Poetry Prizes

It is warm in Paris this morning, perhaps unseasonably warm. I think I saw something about an unseasonably warm weekend on the news on the treadmill at the gym yesterday. The sun is squaring its angles on the church across the street (I have just made the bed, which is my working space, legs up, books spread around me, the ideal surface, everything at hand), the pigeons fluff up their wings in the sun, the crows visit a buttress, looking for scraps from the couple who live in an apartment on the roof, whose Virginal (I wrote Virginia, the computer corrected) Creeper is flaming red. I have just checked for falling stones. Workmen are peering into a manhole, open at ground level. Maybe they are speeding up my internet connection?
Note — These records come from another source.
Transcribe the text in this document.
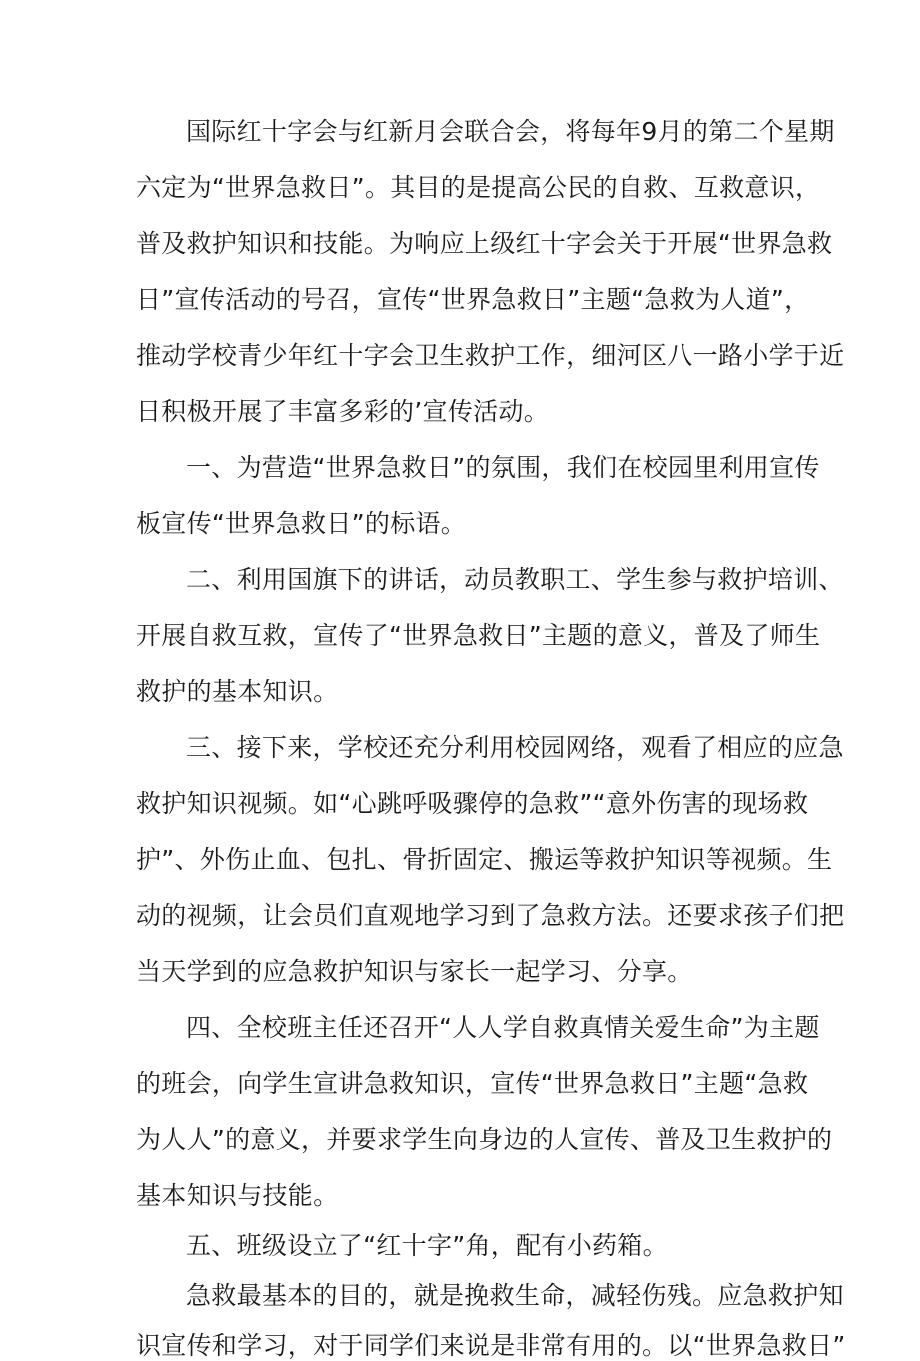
国际红十字会与红新月会联合会，将每年9月的第二个星期
六定为“世界急救日”。其目的是提高公民的自救、互救意识，
普及救护知识和技能。为响应上级红十字会关于开展“世界急救
日”宣传活动的号召，宣传“世界急救日”主题“急救为人道”，
推动学校青少年红十字会卫生救护工作，细河区八一路小学于近
日积极开展了丰富多彩的’宣传活动。
一、为营造“世界急救日”的氛围，我们在校园里利用宣传
板宣传“世界急救日”的标语。
二、利用国旗下的讲话，动员教职工、学生参与救护培训、
开展自救互救，宣传了“世界急救日”主题的意义，普及了师生
救护的基本知识。
三、接下来，学校还充分利用校园网络，观看了相应的应急
救护知识视频。如“心跳呼吸骤停的急救”“意外伤害的现场救
护”、外伤止血、包扎、骨折固定、搬运等救护知识等视频。生
动的视频，让会员们直观地学习到了急救方法。还要求孩子们把
当天学到的应急救护知识与家长一起学习、分享。
四、全校班主任还召开“人人学自救真情关爱生命”为主题
的班会，向学生宣讲急救知识，宣传“世界急救日”主题“急救
为人人”的意义，并要求学生向身边的人宣传、普及卫生救护的
基本知识与技能。
五、班级设立了“红十字”角，配有小药箱。
急救最基本的目的，就是挽救生命，减轻伤残。应急救护知
识宣传和学习，对于同学们来说是非常有用的。以“世界急救日”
I am revising my Baudelaire translation, which I'd set aside for several months, and have returned to with fresh--and hopefully more objective--eyes. Some of it strikes me as good, and some needs more work. It will always need more work, of course. Like everything else. Like the poems I might send to a competition at the TLS, or I might not. Poetry competitions are a mug's game. If this one is hoping to pay its prizes and its judges with the entry fees, there will have to be several thousand applicants for the honour of being one of three poets featured on the poetry pages of the TLS in the Christmas issue. I'm thinking maybe not.